Prepayment meters installed under warrant: final proposals
We support Ofgem’s proposals on improving how prepayment meters installed under warrant work for customers in financial difficulty. Our response to this consultation will set out some analysis of our clients’ experience of fuel debt.
StepChange clients with fuel debt
The number and proportion of people StepChange Debt Charity has seen with gas and electricity debts has grown in recent years.
- In 2011 we saw 12,657 people with electricity arrears, around 8% of our clients who were responsible for an electricity bill. By 2015 this had increased to 32,183, or around 14% of our clients with an electricity bill.
- In 2011 we saw 9,461 people with gas arrears, around 8% of all clients with responsibility for a gas bill. By 2015 this had risen to 21,236 people, around 12% of all clients with responsibility for a gas bill.
The rate of increase has steadied off over 2015 and the start of 2016, but the numbers of people we are seeing with fuel debts are still considerably higher than five years ago.
Further analysis of StepChange Debt Charity clients with fuel debts (gas and electricity) shows how people with fuel debts are more likely to show signs of broader vulnerability than our clients who do not have fuel debts.
StepChange Debt Charity agrees with Ofgem’s proposal for installations of PPMs under warrant should be avoided wherever possible, and only used as a last resort.
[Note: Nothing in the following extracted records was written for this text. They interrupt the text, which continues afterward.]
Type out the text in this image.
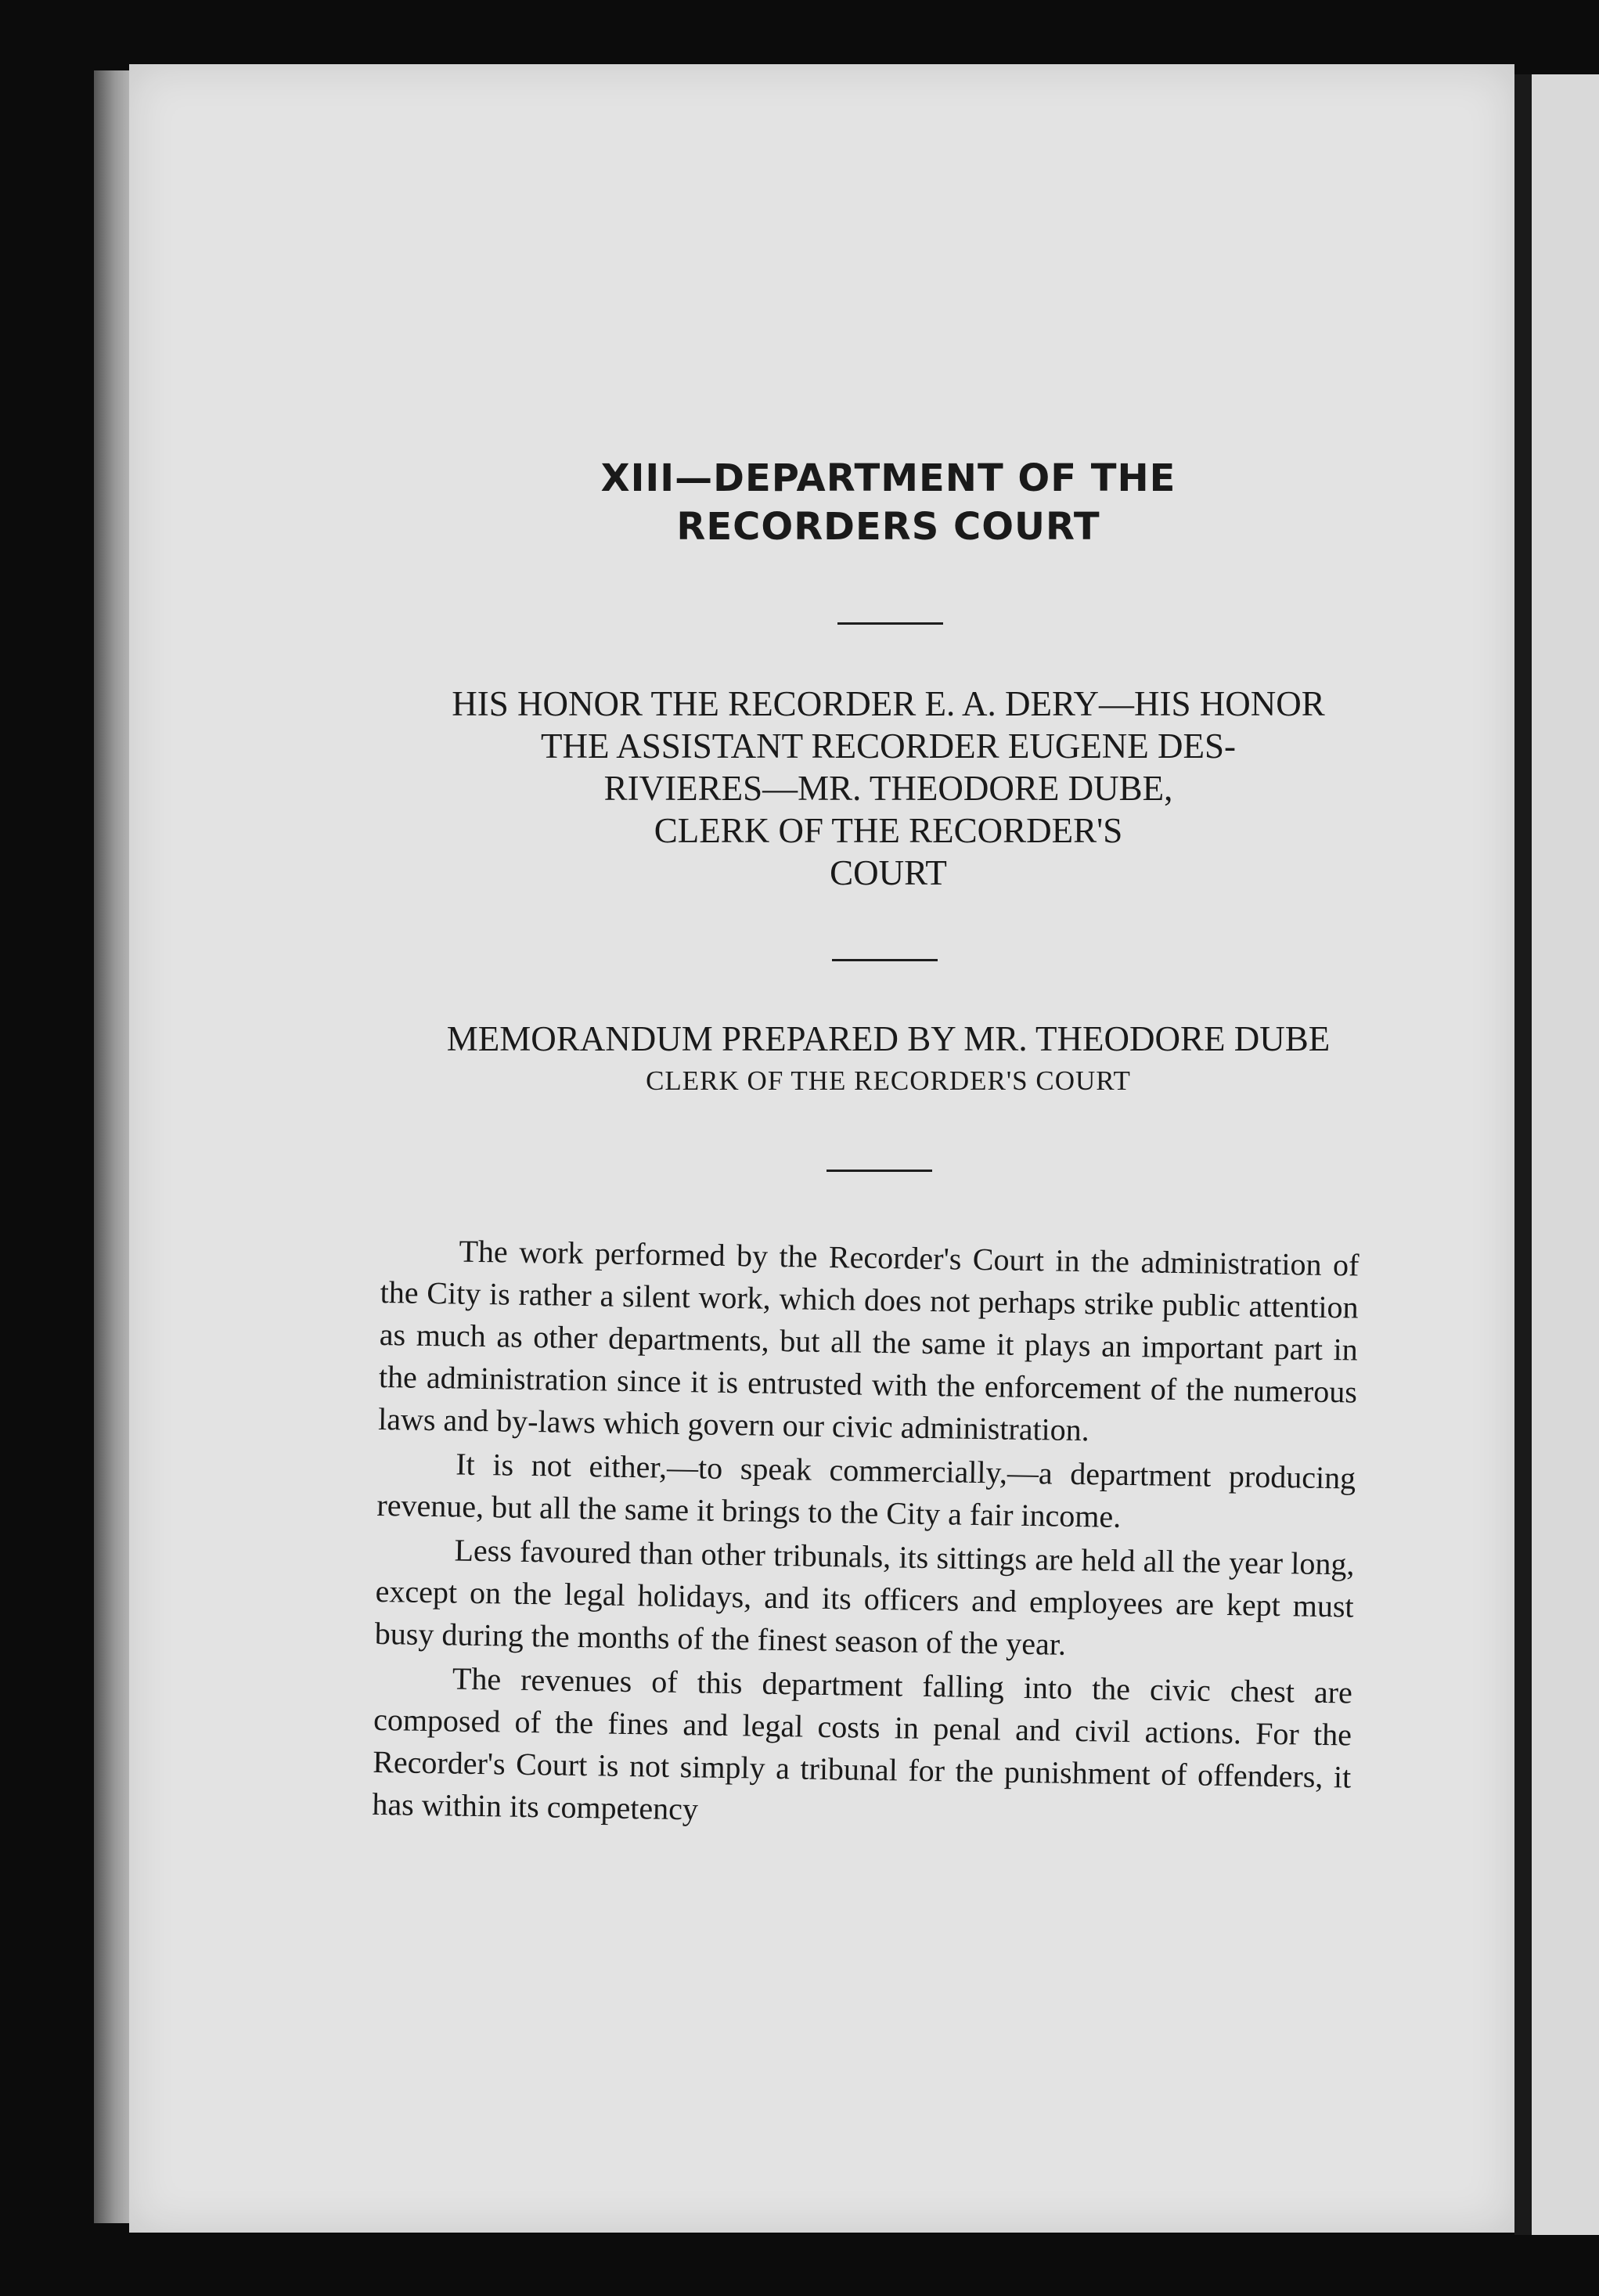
XIII—DEPARTMENT OF THE
RECORDERS COURT
HIS HONOR THE RECORDER E. A. DERY—HIS HONOR
THE ASSISTANT RECORDER EUGENE DES-
RIVIERES—MR. THEODORE DUBE,
CLERK OF THE RECORDER'S
COURT
MEMORANDUM PREPARED BY MR. THEODORE DUBE
CLERK OF THE RECORDER'S COURT

The work performed by the Recorder's Court in the administration of the City is rather a silent work, which does not perhaps strike public attention as much as other departments, but all the same it plays an important part in the administration since it is entrusted with the enforcement of the numerous laws and by-laws which govern our civic administration.

It is not either,—to speak commercially,—a department producing revenue, but all the same it brings to the City a fair income.

Less favoured than other tribunals, its sittings are held all the year long, except on the legal holidays, and its officers and employees are kept must busy during the months of the finest season of the year.

The revenues of this department falling into the civic chest are composed of the fines and legal costs in penal and civil actions. For the Recorder's Court is not simply a tribunal for the punishment of offenders, it has within its competency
Based on a survey of 1,794 StepChange clients in May 2016, one in three clients with utility arrears said they had a prepayment meter forced upon them. 27% of these prepayment meters are from electricity providers and 24% are from gas providers.
We advocate an affordable repayment approach for energy providers, to reduce the financial pressure that debtors face, and prevent debt problems being made worse.
We support the proposal of a cap on the cost of all charges related to the application, execution, and installation of a PPM under warrant. The additional burden of paying for the installation of a prepayment meter could be unmanageable for customers in financial difficulty and would only serve to push them further into problem debt.